Zwischen diesen Extremen liegt irgendwo die Wahrheit, da diese Werte nur statistische Ausfallwahrscheinlichkeiten angeben und willkürlich auf einen bestimmten Prozentsatz Totalschäden festgelegt ist (üblicherweise 50 % Totalausfälle).

Aber nachdem soweit ich weiss jeder Hersteller für Desktop festplatten inzwischen seine Garantie auf ein Jahr beschränkt hat (das restliche Jahr Garantie muss der Händler tragen) kannst du dir ja vielleicht vorstellen wieviel zutrauen die Hersteller zur Dauerfestigkeit ihrer Laufwerke für den Massenmarkt haben (waren mal bis zu 5 Jahre  :Rolling Eyes:  )

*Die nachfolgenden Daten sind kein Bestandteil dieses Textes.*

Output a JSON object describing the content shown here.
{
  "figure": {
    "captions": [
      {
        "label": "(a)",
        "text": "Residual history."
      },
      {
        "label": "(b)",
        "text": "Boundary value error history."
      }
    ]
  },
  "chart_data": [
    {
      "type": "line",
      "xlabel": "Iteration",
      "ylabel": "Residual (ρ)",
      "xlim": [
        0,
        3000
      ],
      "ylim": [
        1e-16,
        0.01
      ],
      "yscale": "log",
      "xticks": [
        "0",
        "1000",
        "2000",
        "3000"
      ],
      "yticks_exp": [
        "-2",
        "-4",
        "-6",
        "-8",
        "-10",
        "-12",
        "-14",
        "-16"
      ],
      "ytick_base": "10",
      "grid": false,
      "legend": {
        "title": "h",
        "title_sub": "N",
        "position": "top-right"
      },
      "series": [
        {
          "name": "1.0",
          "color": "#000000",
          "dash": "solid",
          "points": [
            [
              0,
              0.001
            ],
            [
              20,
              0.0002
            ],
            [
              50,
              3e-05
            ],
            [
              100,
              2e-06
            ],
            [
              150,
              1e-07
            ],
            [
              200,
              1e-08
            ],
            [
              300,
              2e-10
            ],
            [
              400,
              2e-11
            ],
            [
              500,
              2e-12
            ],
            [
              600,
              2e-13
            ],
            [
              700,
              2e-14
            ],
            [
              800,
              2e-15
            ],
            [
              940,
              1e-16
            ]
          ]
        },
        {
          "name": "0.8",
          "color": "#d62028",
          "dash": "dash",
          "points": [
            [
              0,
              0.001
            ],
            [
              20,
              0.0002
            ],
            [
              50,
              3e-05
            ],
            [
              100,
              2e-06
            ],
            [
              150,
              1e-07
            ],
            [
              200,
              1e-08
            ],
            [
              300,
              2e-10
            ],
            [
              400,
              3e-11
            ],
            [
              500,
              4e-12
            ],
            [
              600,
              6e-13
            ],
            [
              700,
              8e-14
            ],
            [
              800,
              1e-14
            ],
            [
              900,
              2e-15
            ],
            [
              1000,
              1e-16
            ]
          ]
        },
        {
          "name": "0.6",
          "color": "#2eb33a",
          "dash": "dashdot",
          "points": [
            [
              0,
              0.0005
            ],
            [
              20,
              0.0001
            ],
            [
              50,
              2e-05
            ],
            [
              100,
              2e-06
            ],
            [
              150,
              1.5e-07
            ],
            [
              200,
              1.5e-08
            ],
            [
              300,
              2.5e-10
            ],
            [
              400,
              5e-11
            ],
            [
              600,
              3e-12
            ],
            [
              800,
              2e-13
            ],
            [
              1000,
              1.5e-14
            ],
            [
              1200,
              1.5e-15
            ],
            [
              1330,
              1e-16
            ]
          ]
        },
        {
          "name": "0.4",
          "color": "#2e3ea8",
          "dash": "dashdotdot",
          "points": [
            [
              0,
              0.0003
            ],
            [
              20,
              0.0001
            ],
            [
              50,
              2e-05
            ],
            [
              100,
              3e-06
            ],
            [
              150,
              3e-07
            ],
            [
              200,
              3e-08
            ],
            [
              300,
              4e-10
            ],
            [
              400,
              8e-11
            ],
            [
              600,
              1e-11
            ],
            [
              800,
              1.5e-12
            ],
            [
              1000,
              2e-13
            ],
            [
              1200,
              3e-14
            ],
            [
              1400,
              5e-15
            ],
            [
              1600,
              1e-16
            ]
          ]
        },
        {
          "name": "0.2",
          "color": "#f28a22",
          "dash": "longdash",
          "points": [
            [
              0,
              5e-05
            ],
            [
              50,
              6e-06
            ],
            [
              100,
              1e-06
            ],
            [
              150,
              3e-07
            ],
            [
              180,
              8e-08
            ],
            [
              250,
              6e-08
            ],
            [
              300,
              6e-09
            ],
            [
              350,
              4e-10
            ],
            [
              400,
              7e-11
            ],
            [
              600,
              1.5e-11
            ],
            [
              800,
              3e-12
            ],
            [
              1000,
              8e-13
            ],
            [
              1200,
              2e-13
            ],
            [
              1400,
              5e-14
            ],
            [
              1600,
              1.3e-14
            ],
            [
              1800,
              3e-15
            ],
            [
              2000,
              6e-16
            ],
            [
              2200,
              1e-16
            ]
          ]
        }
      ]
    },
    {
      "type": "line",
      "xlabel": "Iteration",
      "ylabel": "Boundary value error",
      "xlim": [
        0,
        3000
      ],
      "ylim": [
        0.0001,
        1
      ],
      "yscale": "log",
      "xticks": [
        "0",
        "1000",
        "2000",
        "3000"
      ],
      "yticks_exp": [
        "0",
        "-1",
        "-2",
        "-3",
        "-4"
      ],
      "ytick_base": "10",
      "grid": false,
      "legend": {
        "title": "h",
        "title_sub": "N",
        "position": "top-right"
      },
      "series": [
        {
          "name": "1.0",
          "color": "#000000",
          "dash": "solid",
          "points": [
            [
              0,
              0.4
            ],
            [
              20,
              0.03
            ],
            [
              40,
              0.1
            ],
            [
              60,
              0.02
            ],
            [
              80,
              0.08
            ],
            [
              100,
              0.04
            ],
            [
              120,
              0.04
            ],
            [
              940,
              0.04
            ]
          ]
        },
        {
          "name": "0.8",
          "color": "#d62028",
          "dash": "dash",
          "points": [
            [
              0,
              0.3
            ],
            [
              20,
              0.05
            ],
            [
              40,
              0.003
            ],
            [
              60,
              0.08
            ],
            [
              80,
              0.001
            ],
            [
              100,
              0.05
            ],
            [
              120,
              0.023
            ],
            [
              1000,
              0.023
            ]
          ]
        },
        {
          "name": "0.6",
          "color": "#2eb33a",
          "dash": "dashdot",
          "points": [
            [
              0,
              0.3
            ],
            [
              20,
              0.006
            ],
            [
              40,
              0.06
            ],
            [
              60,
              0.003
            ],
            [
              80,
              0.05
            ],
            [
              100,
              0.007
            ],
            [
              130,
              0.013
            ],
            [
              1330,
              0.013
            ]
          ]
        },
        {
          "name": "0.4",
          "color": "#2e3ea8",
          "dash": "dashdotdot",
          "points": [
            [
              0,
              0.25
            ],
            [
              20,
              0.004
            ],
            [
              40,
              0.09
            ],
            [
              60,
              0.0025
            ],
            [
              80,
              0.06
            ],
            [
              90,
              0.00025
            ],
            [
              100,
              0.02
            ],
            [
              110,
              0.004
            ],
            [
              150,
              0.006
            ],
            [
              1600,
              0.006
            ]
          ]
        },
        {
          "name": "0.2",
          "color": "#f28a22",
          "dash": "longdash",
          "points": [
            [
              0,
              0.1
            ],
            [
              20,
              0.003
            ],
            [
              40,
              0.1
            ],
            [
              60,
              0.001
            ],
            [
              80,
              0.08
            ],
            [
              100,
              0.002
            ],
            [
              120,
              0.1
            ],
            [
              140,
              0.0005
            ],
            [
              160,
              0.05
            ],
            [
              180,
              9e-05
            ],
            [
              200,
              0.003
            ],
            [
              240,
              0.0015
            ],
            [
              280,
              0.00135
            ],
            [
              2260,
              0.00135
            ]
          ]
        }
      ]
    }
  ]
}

Wenn euch eure Daten lieb und teuer sind, dann macht es so wie ich. Backup. Und für Daten die sich nicht vernünftig sichern lassen (noch nicht bearbeitete Videos, ape, flac, ...) die Regel einführen, dass sobald die Festplatte einen mucks macht die Daten umkopieren und die Platte unter Quarantäne stellen oder gleich rausschmeissen.

----------

## Lenz

Stimme dir zu,  bis auf die Garantiezeiten. Maxtor gibt 3 Jahre, Seagate 5 Jahre. Der Händler 1 Jahr, danach muss man sich direkt an die Firma wenden.

----------

## fangorn

Bei den PATA disks war das noch so, schön zu hören, dass sich das mit SATA wieder gebessert hat.

----------

## Lockheed

Weil du von "Hören" sprichst... 

Ich verwende die smartmontools um den Festplattenstatus gelegentlich auszulesen, aber wie aussagekräftig ist das überhaupt?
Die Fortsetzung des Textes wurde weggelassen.